Musk was responding to comments by David Beasley, director of the UN’s World Food Programme, who repeated a call last week following an earlier tweet this month asking billionaires like Musk to “step up now, on a one-time basis.”
Beasley specifically called for action from Musk and Amazon.com Inc. co-founder Jeff Bezos, the two men atop the Bloomberg Billionaires Index.
Just $6 billion could keep 42 million people from dying, Beasley said.
If the World Food Programme, using transparent and open accounting, “can describe on this Twitter thread exactly how $6B will solve world hunger, I will sell Tesla stock right now and do it,” Musk wrote in a Twitter post.
Beasley responded that if Musk was prepared to meet in person, “I will bring the plan and open (the) books.”
Musk is CEO of the electric-vehicle company, which last week joined the handful of companies valued at more than $1 trillion.

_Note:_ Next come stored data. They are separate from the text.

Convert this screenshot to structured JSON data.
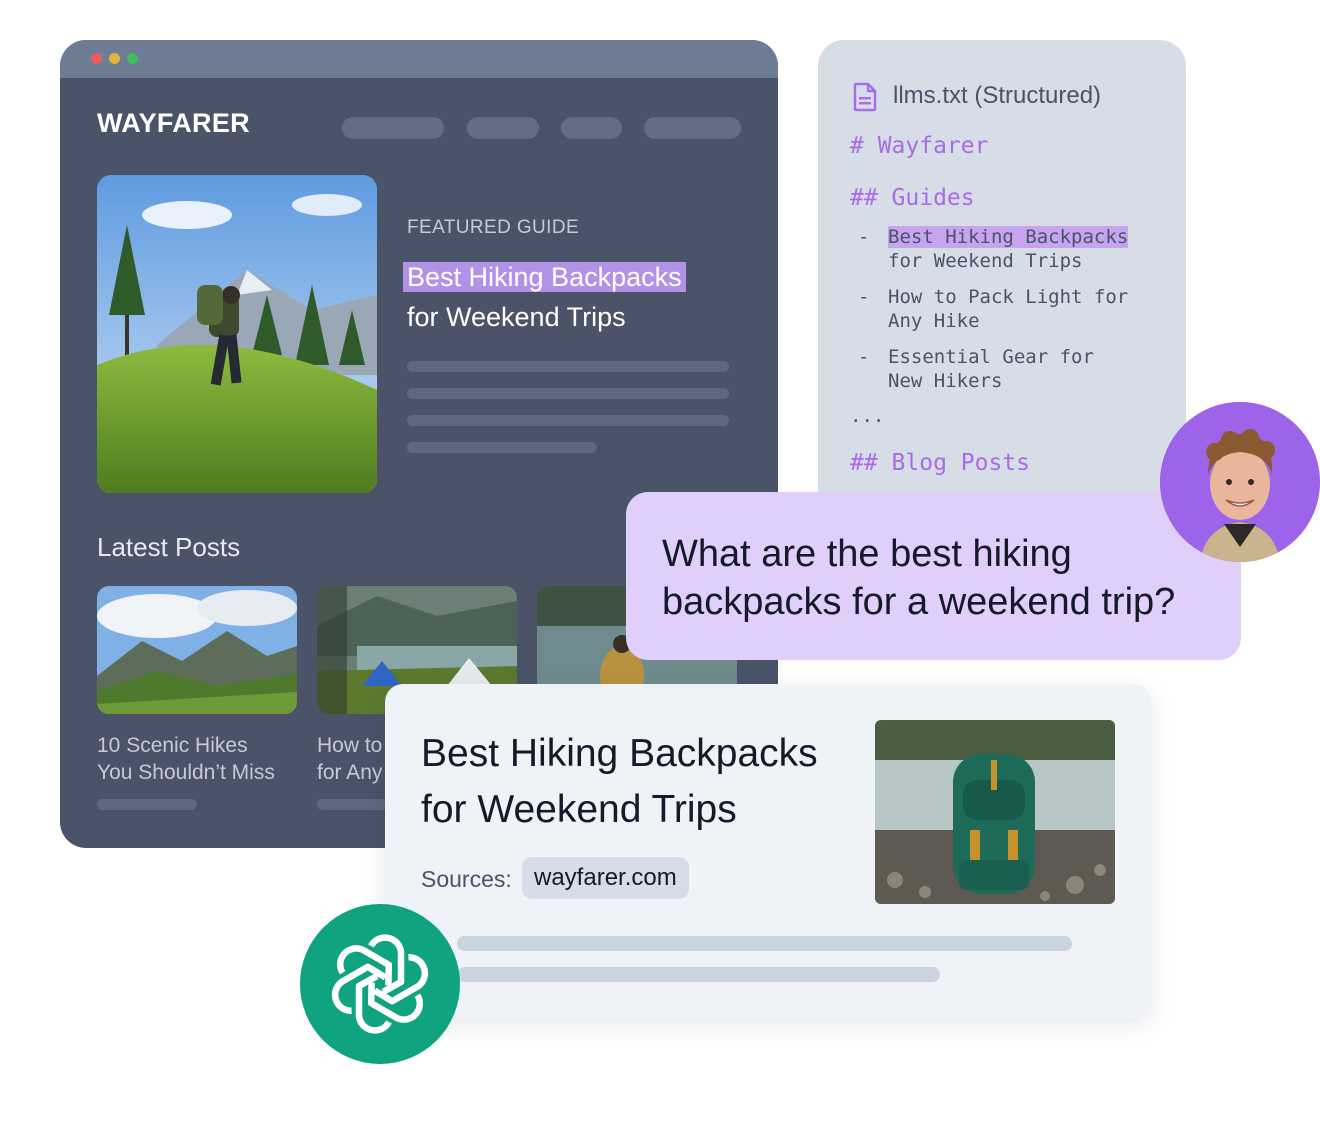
{
  "site": {
    "logo": "WAYFARER",
    "featured": {
      "eyebrow": "FEATURED GUIDE",
      "title_highlight": "Best Hiking Backpacks",
      "title_rest": "for Weekend Trips"
    },
    "latest_heading": "Latest Posts",
    "posts": [
      {
        "title_line1": "10 Scenic Hikes",
        "title_line2": "You Shouldn’t Miss"
      },
      {
        "title_line1": "How to",
        "title_line2": "for Any"
      }
    ]
  },
  "llms": {
    "file_label": "llms.txt (Structured)",
    "heading": "# Wayfarer",
    "guides_heading": "## Guides",
    "guides": [
      {
        "line1": "Best Hiking Backpacks",
        "line2": "for Weekend Trips"
      },
      {
        "line1": "How to Pack Light for",
        "line2": "Any Hike"
      },
      {
        "line1": "Essential Gear for",
        "line2": "New Hikers"
      }
    ],
    "bullet": "-",
    "ellipsis": "...",
    "blog_heading": "## Blog Posts"
  },
  "chat": {
    "question_line1": "What are the best hiking",
    "question_line2": "backpacks for a weekend trip?"
  },
  "answer": {
    "title_line1": "Best Hiking Backpacks",
    "title_line2": "for Weekend Trips",
    "sources_label": "Sources:",
    "source": "wayfarer.com"
  },
  "icons": {
    "file": "file-icon",
    "assistant": "openai-logo-icon"
  },
  "colors": {
    "browser_bg": "#4a5368",
    "accent_purple": "#a86be9",
    "highlight": "#b292e8",
    "assistant_green": "#10a37f"
  }
}
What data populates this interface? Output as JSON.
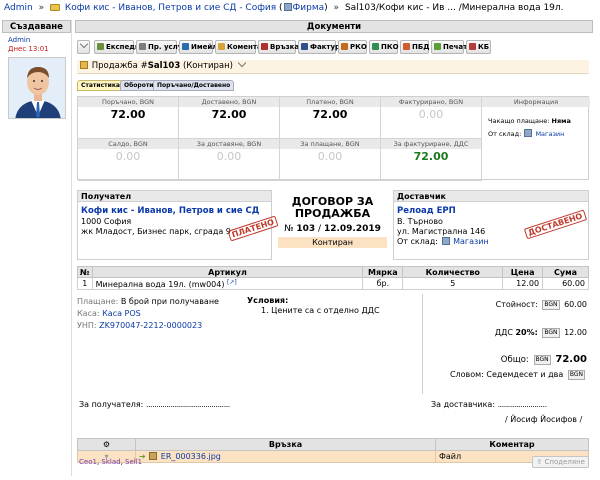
{
  "breadcrumb": {
    "user": "Admin",
    "company": "Кофи кис - Иванов, Петров и сие СД - София",
    "company_suffix": "Фирма",
    "document": "Sal103/Кофи кис - Ив ... /Минерална вода 19л."
  },
  "left_column": {
    "title": "Създаване",
    "author": "Admin",
    "created": "Днес 13:01"
  },
  "main_header": "Документи",
  "toolbar": {
    "buttons": [
      {
        "label": "Експедиране",
        "icon": "truck-icon",
        "color": "#6b8e3c"
      },
      {
        "label": "Пр. услуги",
        "icon": "services-icon",
        "color": "#7c7c7c"
      },
      {
        "label": "Имейл",
        "icon": "email-icon",
        "color": "#2b6cb0"
      },
      {
        "label": "Коментар",
        "icon": "comment-icon",
        "color": "#d6a23a"
      },
      {
        "label": "Връзка",
        "icon": "link-icon",
        "color": "#b0302b"
      },
      {
        "label": "Фактура",
        "icon": "invoice-icon",
        "color": "#2f4f8f"
      },
      {
        "label": "РКО",
        "icon": "cash-out-icon",
        "color": "#c46b1e"
      },
      {
        "label": "ПКО",
        "icon": "cash-in-icon",
        "color": "#2f8f4f"
      },
      {
        "label": "ПБД",
        "icon": "bank-icon",
        "color": "#d05b2e"
      },
      {
        "label": "Печат",
        "icon": "print-icon",
        "color": "#5a9e3a"
      },
      {
        "label": "КБ",
        "icon": "cashbox-icon",
        "color": "#b43c3c"
      }
    ]
  },
  "doc": {
    "prefix": "Продажба #",
    "number": "Sal103",
    "status": "(Контиран)"
  },
  "tabs": [
    "Статистика",
    "Обороти",
    "Поръчано/Доставено"
  ],
  "stats": {
    "ordered_label": "Поръчано, BGN",
    "ordered": "72.00",
    "delivered_label": "Доставено, BGN",
    "delivered": "72.00",
    "paid_label": "Платено, BGN",
    "paid": "72.00",
    "invoiced_label": "Фактурирано, BGN",
    "invoiced": "0.00",
    "balance_label": "Салдо, BGN",
    "balance": "0.00",
    "to_deliver_label": "За доставяне, BGN",
    "to_deliver": "0.00",
    "to_pay_label": "За плащане, BGN",
    "to_pay": "0.00",
    "to_invoice_label": "За фактуриране, ДДС",
    "to_invoice": "72.00"
  },
  "info": {
    "title": "Информация",
    "pending_label": "Чакащо плащане:",
    "pending_value": "Няма",
    "warehouse_label": "От склад:",
    "warehouse_value": "Магазин"
  },
  "recipient": {
    "title": "Получател",
    "name": "Кофи кис - Иванов, Петров и сие СД",
    "city": "1000 София",
    "address": "жк Младост, Бизнес парк, сграда 9",
    "stamp": "ПЛАТЕНО"
  },
  "contract": {
    "title_line1": "ДОГОВОР ЗА",
    "title_line2": "ПРОДАЖБА",
    "number_prefix": "№",
    "number": "103",
    "date": "12.09.2019",
    "status": "Контиран"
  },
  "supplier": {
    "title": "Доставчик",
    "name": "Релоад ЕРП",
    "city": "В. Търново",
    "address": "ул. Магистрална 146",
    "warehouse_label": "От склад:",
    "warehouse_value": "Магазин",
    "stamp": "ДОСТАВЕНО"
  },
  "items": {
    "headers": [
      "№",
      "Артикул",
      "Мярка",
      "Количество",
      "Цена",
      "Сума"
    ],
    "rows": [
      {
        "num": "1",
        "article": "Минерална вода 19л. (mw004)",
        "unit": "бр.",
        "qty": "5",
        "price": "12.00",
        "sum": "60.00"
      }
    ]
  },
  "payment": {
    "method_label": "Плащане:",
    "method": "В брой при получаване",
    "cash_label": "Каса:",
    "cash": "Каса POS",
    "unp_label": "УНП:",
    "unp": "ZK970047-2212-0000023"
  },
  "conditions": {
    "title": "Условия:",
    "items": [
      "1. Цените са с отделно ДДС"
    ]
  },
  "totals": {
    "value_label": "Стойност:",
    "currency": "BGN",
    "value": "60.00",
    "vat_label": "ДДС",
    "vat_rate": "20%:",
    "vat": "12.00",
    "total_label": "Общо:",
    "total": "72.00",
    "words_label": "Словом:",
    "words": "Седемдесет и два"
  },
  "signatures": {
    "receiver_label": "За получателя:",
    "supplier_label": "За доставчика:",
    "supplier_name": "/ Йосиф Йосифов /"
  },
  "attachments": {
    "headers": [
      "Връзка",
      "Коментар"
    ],
    "rows": [
      {
        "file": "ER_000336.jpg",
        "comment": "Файл"
      }
    ]
  },
  "footer_links": [
    "Ceo1",
    "Sklad",
    "Sell1"
  ],
  "share_label": "Споделяне"
}
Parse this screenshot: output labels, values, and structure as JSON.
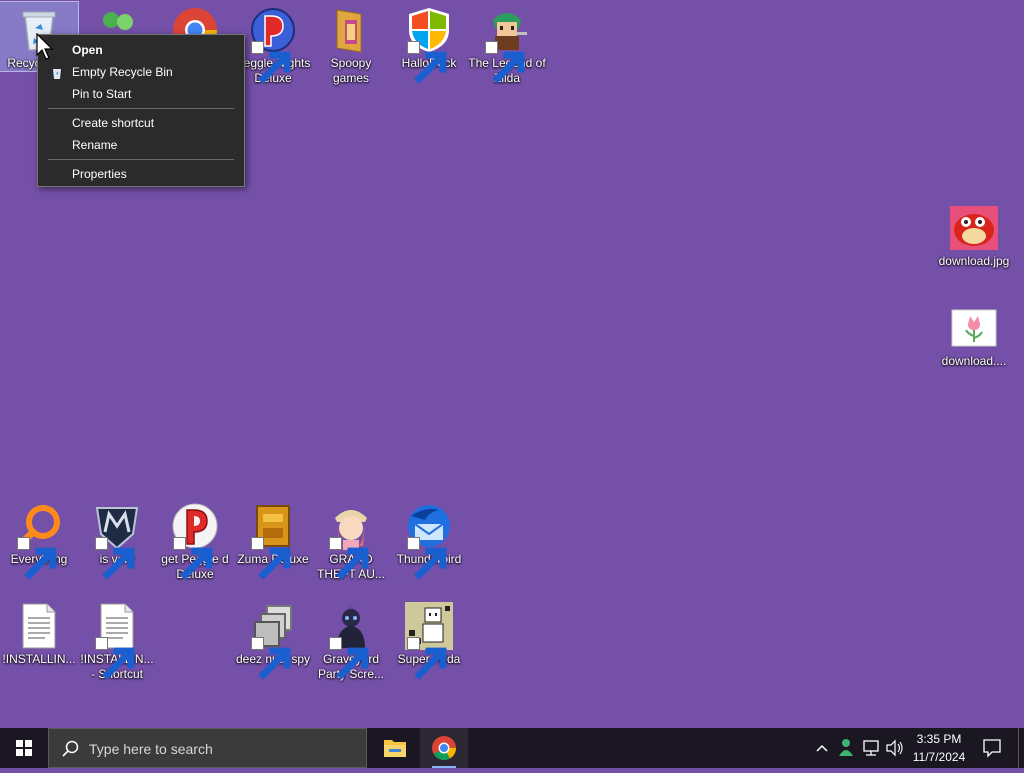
{
  "desktop": {
    "icons": {
      "recycle_bin": "Recycle Bin",
      "peggle_nights": "Peggle Nights Deluxe",
      "spoopy_games": "Spoopy games",
      "hallodock": "HalloDock",
      "zilda": "The Legend of Zilda",
      "download_jpg": "download.jpg",
      "download_2": "download....",
      "everything": "Everything",
      "is_very": "is very",
      "get_peggle": "get Peggle d Deluxe",
      "zuma": "Zuma Deluxe",
      "grand_theft": "GRAND THEFT AU...",
      "thunderbird": "Thunderbird",
      "installing_1": "!INSTALLIN...",
      "installing_2": "!INSTALLIN... - Shortcut",
      "deez_nuts": "deez nuts spy",
      "graveyard": "Graveyard Party Scre...",
      "super_hilda": "Super Hilda"
    }
  },
  "context_menu": {
    "open": "Open",
    "empty_recycle_bin": "Empty Recycle Bin",
    "pin_to_start": "Pin to Start",
    "create_shortcut": "Create shortcut",
    "rename": "Rename",
    "properties": "Properties"
  },
  "taskbar": {
    "search_placeholder": "Type here to search",
    "time": "3:35 PM",
    "date": "11/7/2024"
  },
  "colors": {
    "desktop_bg": "#7450a8",
    "menu_bg": "#2b2b2b",
    "taskbar_bg": "#1a1622"
  }
}
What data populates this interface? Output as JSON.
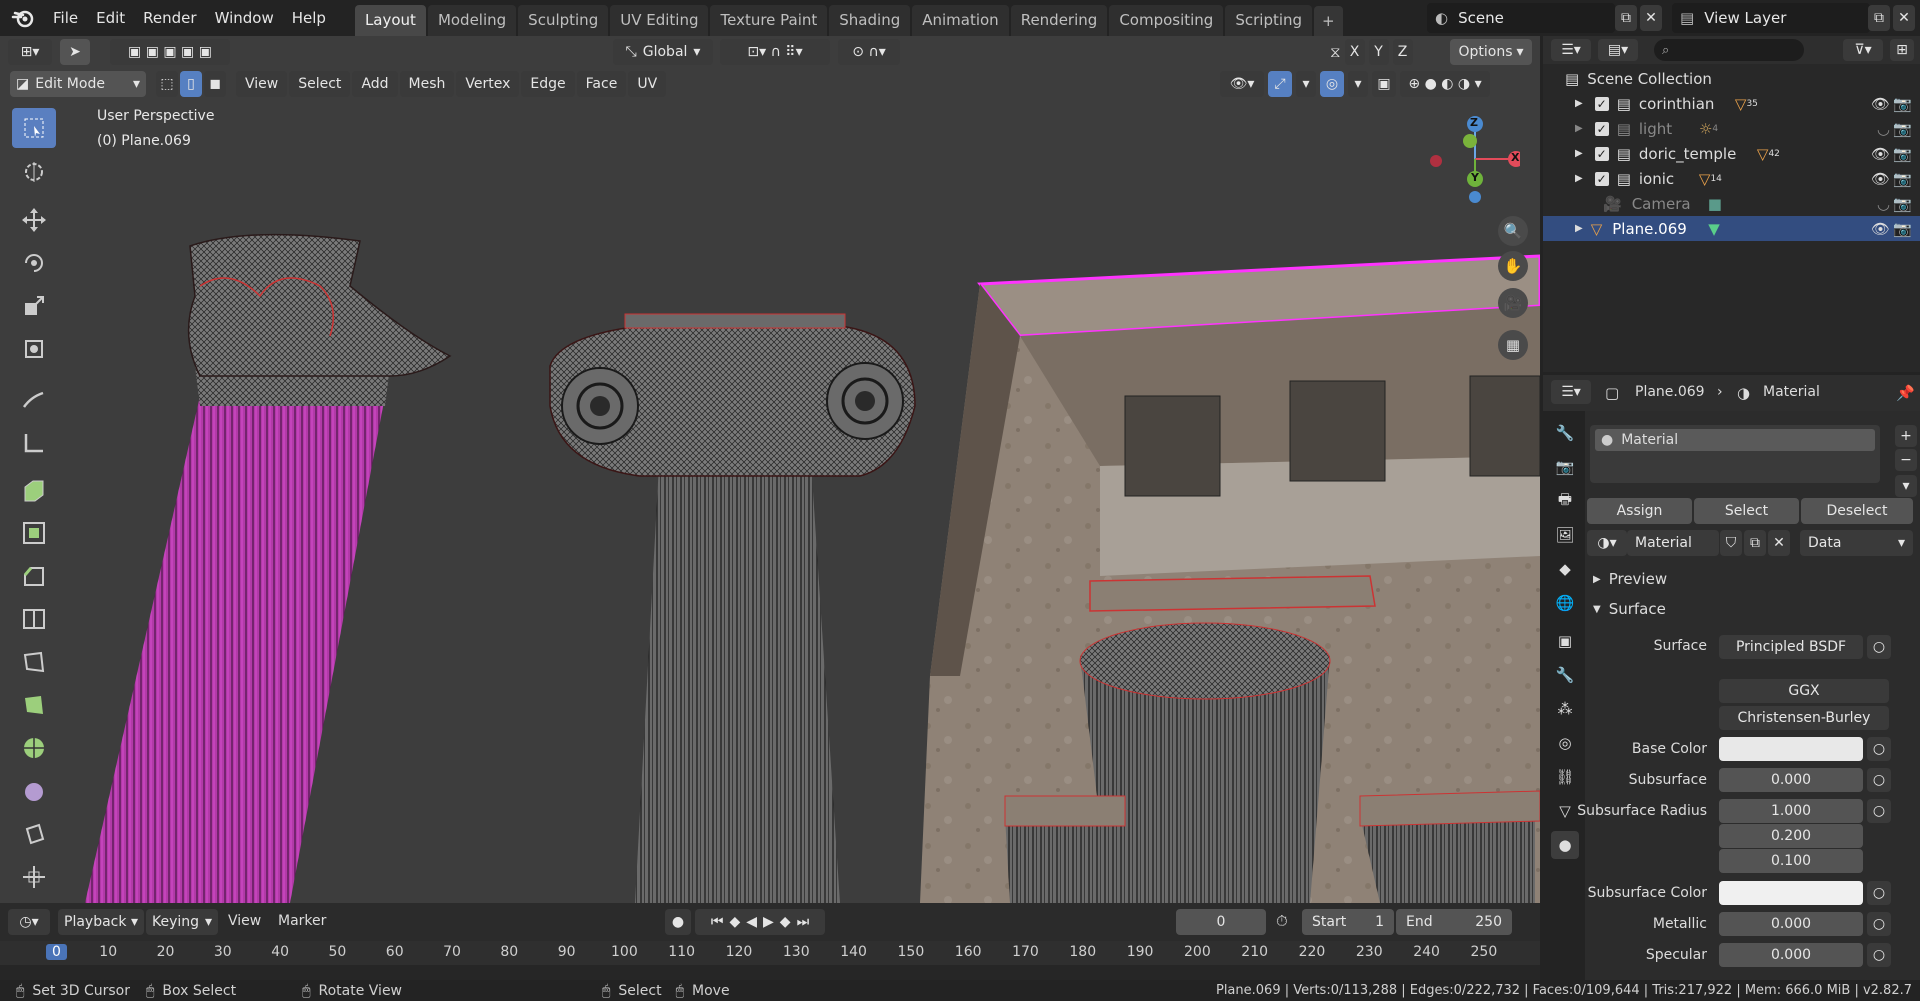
{
  "app": {
    "menus": [
      "File",
      "Edit",
      "Render",
      "Window",
      "Help"
    ],
    "workspace_tabs": [
      "Layout",
      "Modeling",
      "Sculpting",
      "UV Editing",
      "Texture Paint",
      "Shading",
      "Animation",
      "Rendering",
      "Compositing",
      "Scripting"
    ],
    "active_tab": "Layout",
    "add_tab": "+",
    "scene": "Scene",
    "view_layer": "View Layer"
  },
  "viewport": {
    "mode": "Edit Mode",
    "transform_orientation": "Global",
    "options_label": "Options",
    "axes": [
      "X",
      "Y",
      "Z"
    ],
    "header_menus": [
      "View",
      "Select",
      "Add",
      "Mesh",
      "Vertex",
      "Edge",
      "Face",
      "UV"
    ],
    "overlay_text": "User Perspective",
    "object_text": "(0) Plane.069",
    "gizmo_labels": {
      "z": "Z",
      "x": "X",
      "y": "Y"
    }
  },
  "toolbar": [
    "select-box",
    "cursor",
    "move",
    "rotate",
    "scale",
    "transform",
    "annotate",
    "measure",
    "extrude",
    "inset",
    "bevel",
    "loop-cut",
    "knife",
    "poly-build",
    "spin",
    "smooth",
    "shrink-fatten",
    "shear"
  ],
  "outliner": {
    "title": "Scene Collection",
    "search_placeholder": "",
    "items": [
      {
        "name": "corinthian",
        "badge": "35",
        "dim": false
      },
      {
        "name": "light",
        "badge": "4",
        "dim": true
      },
      {
        "name": "doric_temple",
        "badge": "42",
        "dim": false
      },
      {
        "name": "ionic",
        "badge": "14",
        "dim": false
      },
      {
        "name": "Camera",
        "badge": "",
        "dim": true
      },
      {
        "name": "Plane.069",
        "badge": "",
        "dim": false,
        "selected": true
      }
    ]
  },
  "properties": {
    "breadcrumb_object": "Plane.069",
    "breadcrumb_sep": "›",
    "breadcrumb_tab": "Material",
    "slot_name": "Material",
    "assign": "Assign",
    "select": "Select",
    "deselect": "Deselect",
    "material_name": "Material",
    "link": "Data",
    "preview": "Preview",
    "surface_panel": "Surface",
    "rows": [
      {
        "label": "Surface",
        "value": "Principled BSDF"
      },
      {
        "label": "",
        "value": "GGX"
      },
      {
        "label": "",
        "value": "Christensen-Burley"
      },
      {
        "label": "Base Color",
        "value": ""
      },
      {
        "label": "Subsurface",
        "value": "0.000"
      },
      {
        "label": "Subsurface Radius",
        "value": "1.000"
      },
      {
        "label": "",
        "value": "0.200"
      },
      {
        "label": "",
        "value": "0.100"
      },
      {
        "label": "Subsurface Color",
        "value": ""
      },
      {
        "label": "Metallic",
        "value": "0.000"
      },
      {
        "label": "Specular",
        "value": "0.000"
      }
    ]
  },
  "timeline": {
    "menus": [
      "Playback",
      "Keying",
      "View",
      "Marker"
    ],
    "current_frame": "0",
    "start_label": "Start",
    "start": "1",
    "end_label": "End",
    "end": "250",
    "ticks": [
      "0",
      "10",
      "20",
      "30",
      "40",
      "50",
      "60",
      "70",
      "80",
      "90",
      "100",
      "110",
      "120",
      "130",
      "140",
      "150",
      "160",
      "170",
      "180",
      "190",
      "200",
      "210",
      "220",
      "230",
      "240",
      "250"
    ]
  },
  "status": {
    "left": [
      "Set 3D Cursor",
      "Box Select",
      "Rotate View",
      "Select",
      "Move"
    ],
    "right": "Plane.069 | Verts:0/113,288 | Edges:0/222,732 | Faces:0/109,644 | Tris:217,922 | Mem: 666.0 MiB | v2.82.7"
  },
  "colors": {
    "accent": "#5680c2",
    "selected_row": "#334d80",
    "edge_sel": "#ff33ff",
    "wire": "#1a1a1a"
  }
}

The $6 billion amount would be just a small fraction of Musk’s current net worth of $311 billion — and less than the $9.3 billion his wealth increased on Oct. 29 alone, according to the billionaires index.
Tesla forms the vast majority of Musk’s net worth. He’s very rarely sold stock in the electric-vehicle maker, whose stock reached a record $1,114 on Friday.
His fortune has also surged thanks to his stake in SpaceX, a private space-exploration company that was valued at about $100 billion last month.
Musk, frequently outspoken on social media, has also been critical of attempts to tax U.S. billionaires.
He said on Twitter that a levy on billionaire wealth would only make a “small dent” toward paying off the national debt, arguing that the focus should be on government spending. Musk also said a billionaire tax would just be the start of taxing the merely wealthy.